What types of Disaster Recovery are available?
If you’re using AWS for your cloud then you have several options that give you different levels of disaster recovery protection, depending on your needs.
These are:
- Backup and restore (active/passive)
- Pilot Light (active/passive)
- Warm Standby (active/passive)
- Multisite (active/active)
Backup and restore
A Backup and Restore policy is the most basic level of protection, and should be used for any Disaster Recovery plan. You can do this using AWS Backup, but it doesn’t provide automatic recovery.
Unless you’re using a single workload, additional layers of protection will be needed.
‘Pilot Light’ disaster recovery
This approach is called a ‘pilot light’ because, just like a pilot light in a home heating system, it makes it easy to restart your cloud when it goes out. It’s not running at full burn, but there’s enough of a flame to get it going again reasonably quickly.
The pilot light method is quite economical and uses a minimum of resources to offer a faster recovery time.
With the pilot light method, a copy of your core workload structure is made on another AWS Region. It’s recommended to use a different account for each region (for security), and you’ll need to use Infrastructure as Code to deploy across accounts and Regions. To guard against data corruption or loss, you should also use point-in-time snapshots or versioning.
If you’re not sure how fast you need to get up and running, the pilot light approach will give you a fast recovery time of less than an hour (usually much less), and it isn’t excessively expensive. If you decide that a faster recovery time is needed, then you can always upgrade to the next step up.
You can use the pilot light method by leveraging AWS Elastic Disaster Recovery.
AWS Elastic Disaster Recovery will continuously replicate your applications and databases so you can rapidly spin up to a full-capacity deployment on the recovery VPC. AWS Elastic Disaster Recovery also replicates your network settings and configurations too, so the recovered state is equally secure.
Because it uses less computing (compared to the options below), AWS Elastic Disaster Recovery is much more economical. It also means you can restore to your maximum capacity in a short time.
‘Warm standby’ disaster recovery
Some organizations prefer using a ‘warm standby’ approach, which is like a warmed-up version of the pilot light. Just as with the pilot light, a warm standby is continuously replicating and backing up your data in your recovery Region, but with the addition of running a scaled-down version of your functional stack.
The benefit of using the warm standby approach is that your services/workloads are already running (although scaled down), so they can start handling requests immediately.

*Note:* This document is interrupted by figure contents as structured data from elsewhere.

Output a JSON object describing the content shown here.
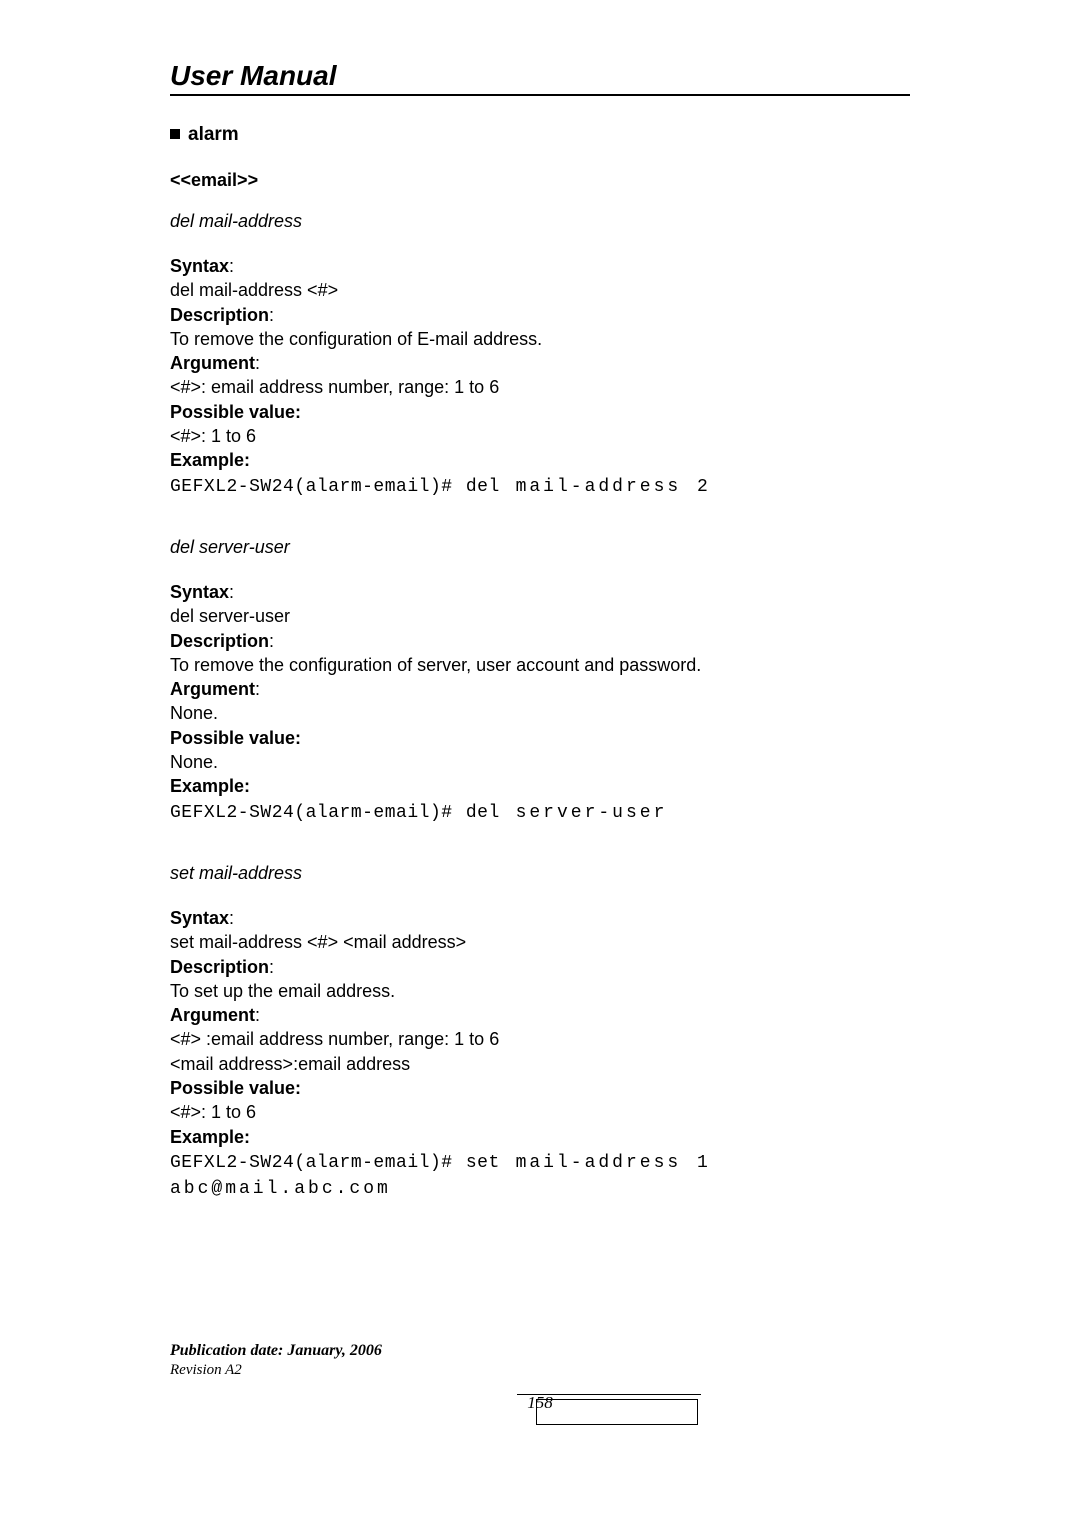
{
  "header": {
    "title": "User Manual"
  },
  "section": {
    "heading": "alarm",
    "subheading": "<<email>>"
  },
  "commands": [
    {
      "name": "del  mail-address",
      "syntax_label": "Syntax",
      "syntax": "del mail-address <#>",
      "description_label": "Description",
      "description": "To remove the configuration of E-mail address.",
      "argument_label": "Argument",
      "argument": "<#>: email address number, range: 1 to 6",
      "possible_label": "Possible value:",
      "possible": "<#>: 1 to 6",
      "example_label": "Example:",
      "example_prefix": "GEFXL2-SW24(alarm-email)# del",
      "example_rest": "  mail-address 2"
    },
    {
      "name": "del  server-user",
      "syntax_label": "Syntax",
      "syntax": "del server-user",
      "description_label": "Description",
      "description": "To remove the configuration of server, user account and password.",
      "argument_label": "Argument",
      "argument": "None.",
      "possible_label": "Possible value:",
      "possible": "None.",
      "example_label": "Example:",
      "example_prefix": "GEFXL2-SW24(alarm-email)# del",
      "example_rest": "  server-user"
    },
    {
      "name": "set mail-address",
      "syntax_label": "Syntax",
      "syntax": "set mail-address <#> <mail address>",
      "description_label": "Description",
      "description": "To set up the email address.",
      "argument_label": "Argument",
      "argument": "<#> :email address number, range: 1 to 6",
      "argument2": "<mail address>:email address",
      "possible_label": "Possible value:",
      "possible": "<#>: 1 to 6",
      "example_label": "Example:",
      "example_prefix": "GEFXL2-SW24(alarm-email)# set",
      "example_rest": "  mail-address 1  abc@mail.abc.com"
    }
  ],
  "footer": {
    "publication": "Publication date: January, 2006",
    "revision": "Revision A2",
    "page_number": "158"
  }
}
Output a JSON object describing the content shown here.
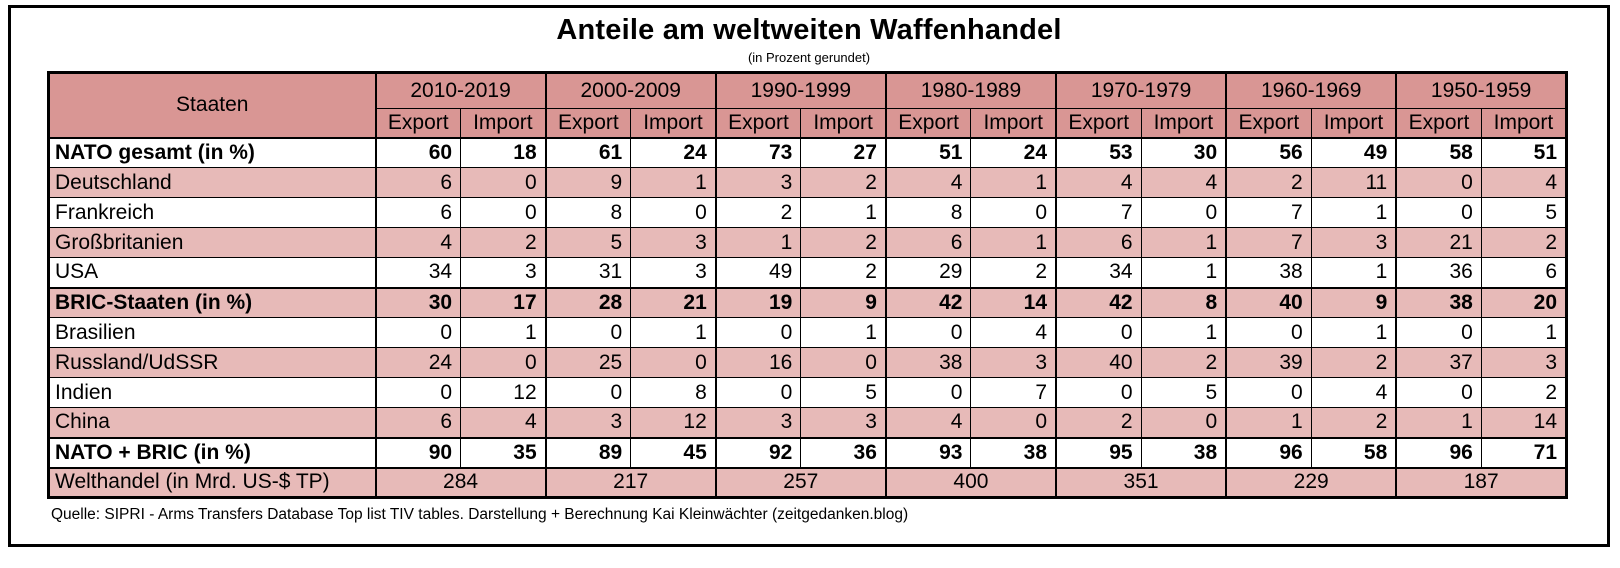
{
  "title": "Anteile am weltweiten Waffenhandel",
  "subtitle": "(in Prozent gerundet)",
  "footer": "Quelle: SIPRI - Arms Transfers Database Top list TIV tables. Darstellung + Berechnung Kai Kleinwächter (zeitgedanken.blog)",
  "colors": {
    "header_bg": "#d99694",
    "stripe_bg": "#e7bab8",
    "border": "#000000"
  },
  "table": {
    "corner_label": "Staaten",
    "decades": [
      "2010-2019",
      "2000-2009",
      "1990-1999",
      "1980-1989",
      "1970-1979",
      "1960-1969",
      "1950-1959"
    ],
    "subheaders": [
      "Export",
      "Import"
    ],
    "rows": [
      {
        "label": "NATO gesamt (in %)",
        "bold": true,
        "shaded": false,
        "values": [
          60,
          18,
          61,
          24,
          73,
          27,
          51,
          24,
          53,
          30,
          56,
          49,
          58,
          51
        ]
      },
      {
        "label": "Deutschland",
        "bold": false,
        "shaded": true,
        "values": [
          6,
          0,
          9,
          1,
          3,
          2,
          4,
          1,
          4,
          4,
          2,
          11,
          0,
          4
        ]
      },
      {
        "label": "Frankreich",
        "bold": false,
        "shaded": false,
        "values": [
          6,
          0,
          8,
          0,
          2,
          1,
          8,
          0,
          7,
          0,
          7,
          1,
          0,
          5
        ]
      },
      {
        "label": "Großbritanien",
        "bold": false,
        "shaded": true,
        "values": [
          4,
          2,
          5,
          3,
          1,
          2,
          6,
          1,
          6,
          1,
          7,
          3,
          21,
          2
        ]
      },
      {
        "label": "USA",
        "bold": false,
        "shaded": false,
        "values": [
          34,
          3,
          31,
          3,
          49,
          2,
          29,
          2,
          34,
          1,
          38,
          1,
          36,
          6
        ]
      },
      {
        "label": "BRIC-Staaten (in %)",
        "bold": true,
        "shaded": true,
        "values": [
          30,
          17,
          28,
          21,
          19,
          9,
          42,
          14,
          42,
          8,
          40,
          9,
          38,
          20
        ]
      },
      {
        "label": "Brasilien",
        "bold": false,
        "shaded": false,
        "values": [
          0,
          1,
          0,
          1,
          0,
          1,
          0,
          4,
          0,
          1,
          0,
          1,
          0,
          1
        ]
      },
      {
        "label": "Russland/UdSSR",
        "bold": false,
        "shaded": true,
        "values": [
          24,
          0,
          25,
          0,
          16,
          0,
          38,
          3,
          40,
          2,
          39,
          2,
          37,
          3
        ]
      },
      {
        "label": "Indien",
        "bold": false,
        "shaded": false,
        "values": [
          0,
          12,
          0,
          8,
          0,
          5,
          0,
          7,
          0,
          5,
          0,
          4,
          0,
          2
        ]
      },
      {
        "label": "China",
        "bold": false,
        "shaded": true,
        "values": [
          6,
          4,
          3,
          12,
          3,
          3,
          4,
          0,
          2,
          0,
          1,
          2,
          1,
          14
        ]
      },
      {
        "label": "NATO + BRIC (in %)",
        "bold": true,
        "shaded": false,
        "values": [
          90,
          35,
          89,
          45,
          92,
          36,
          93,
          38,
          95,
          38,
          96,
          58,
          96,
          71
        ]
      }
    ],
    "totals_row": {
      "label": "Welthandel (in Mrd. US-$ TP)",
      "values": [
        284,
        217,
        257,
        400,
        351,
        229,
        187
      ]
    }
  },
  "chart_data": {
    "type": "table",
    "title": "Anteile am weltweiten Waffenhandel",
    "subtitle": "(in Prozent gerundet)",
    "column_groups": [
      "2010-2019",
      "2000-2009",
      "1990-1999",
      "1980-1989",
      "1970-1979",
      "1960-1969",
      "1950-1959"
    ],
    "subcolumns": [
      "Export",
      "Import"
    ],
    "unit_rows": "Prozent (gerundet)",
    "rows": [
      {
        "staaten": "NATO gesamt (in %)",
        "values": [
          60,
          18,
          61,
          24,
          73,
          27,
          51,
          24,
          53,
          30,
          56,
          49,
          58,
          51
        ]
      },
      {
        "staaten": "Deutschland",
        "values": [
          6,
          0,
          9,
          1,
          3,
          2,
          4,
          1,
          4,
          4,
          2,
          11,
          0,
          4
        ]
      },
      {
        "staaten": "Frankreich",
        "values": [
          6,
          0,
          8,
          0,
          2,
          1,
          8,
          0,
          7,
          0,
          7,
          1,
          0,
          5
        ]
      },
      {
        "staaten": "Großbritanien",
        "values": [
          4,
          2,
          5,
          3,
          1,
          2,
          6,
          1,
          6,
          1,
          7,
          3,
          21,
          2
        ]
      },
      {
        "staaten": "USA",
        "values": [
          34,
          3,
          31,
          3,
          49,
          2,
          29,
          2,
          34,
          1,
          38,
          1,
          36,
          6
        ]
      },
      {
        "staaten": "BRIC-Staaten (in %)",
        "values": [
          30,
          17,
          28,
          21,
          19,
          9,
          42,
          14,
          42,
          8,
          40,
          9,
          38,
          20
        ]
      },
      {
        "staaten": "Brasilien",
        "values": [
          0,
          1,
          0,
          1,
          0,
          1,
          0,
          4,
          0,
          1,
          0,
          1,
          0,
          1
        ]
      },
      {
        "staaten": "Russland/UdSSR",
        "values": [
          24,
          0,
          25,
          0,
          16,
          0,
          38,
          3,
          40,
          2,
          39,
          2,
          37,
          3
        ]
      },
      {
        "staaten": "Indien",
        "values": [
          0,
          12,
          0,
          8,
          0,
          5,
          0,
          7,
          0,
          5,
          0,
          4,
          0,
          2
        ]
      },
      {
        "staaten": "China",
        "values": [
          6,
          4,
          3,
          12,
          3,
          3,
          4,
          0,
          2,
          0,
          1,
          2,
          1,
          14
        ]
      },
      {
        "staaten": "NATO + BRIC (in %)",
        "values": [
          90,
          35,
          89,
          45,
          92,
          36,
          93,
          38,
          95,
          38,
          96,
          58,
          96,
          71
        ]
      }
    ],
    "welthandel_in_mrd_usd_tp": {
      "2010-2019": 284,
      "2000-2009": 217,
      "1990-1999": 257,
      "1980-1989": 400,
      "1970-1979": 351,
      "1960-1969": 229,
      "1950-1959": 187
    },
    "source": "SIPRI - Arms Transfers Database Top list TIV tables. Darstellung + Berechnung Kai Kleinwächter (zeitgedanken.blog)"
  }
}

Sure, the initial capacity will be lower, but this quickly scales to meet the demand, reducing the recovery time to a few minutes at most.
Multisite (active/active)
This is the highest level of protection, offering nearly instantaneous recovery when a problem is detected.
With a multisite strategy your workloads are running simultaneously in multiple regions. This method also requires continuous backup to ensure near-zero data loss.
Multisite disaster recovery essentially relies on running a full redundant mirror of your cloud, running at full capacity and ready to take over whenever you need it to. As you might imagine, this uses a lot of resources, and comes at a cost.
What else do you need?
Data backup is the foundation for Disaster Recovery, but what else do you need? Which level of protection is necessary to ensure the continuity of your cloud, and what other options are there?
Should you use a Backup as a Service (BaaS) or a Disaster Recovery as a Service (DRaaS) platform? Do you really need a full virtual backup and disaster recovery mirrored on virtual machines?
It's important to understand what your specific needs are, as there may be other Disaster Recovery options which are a better fit, or ones that are just more cost-effective.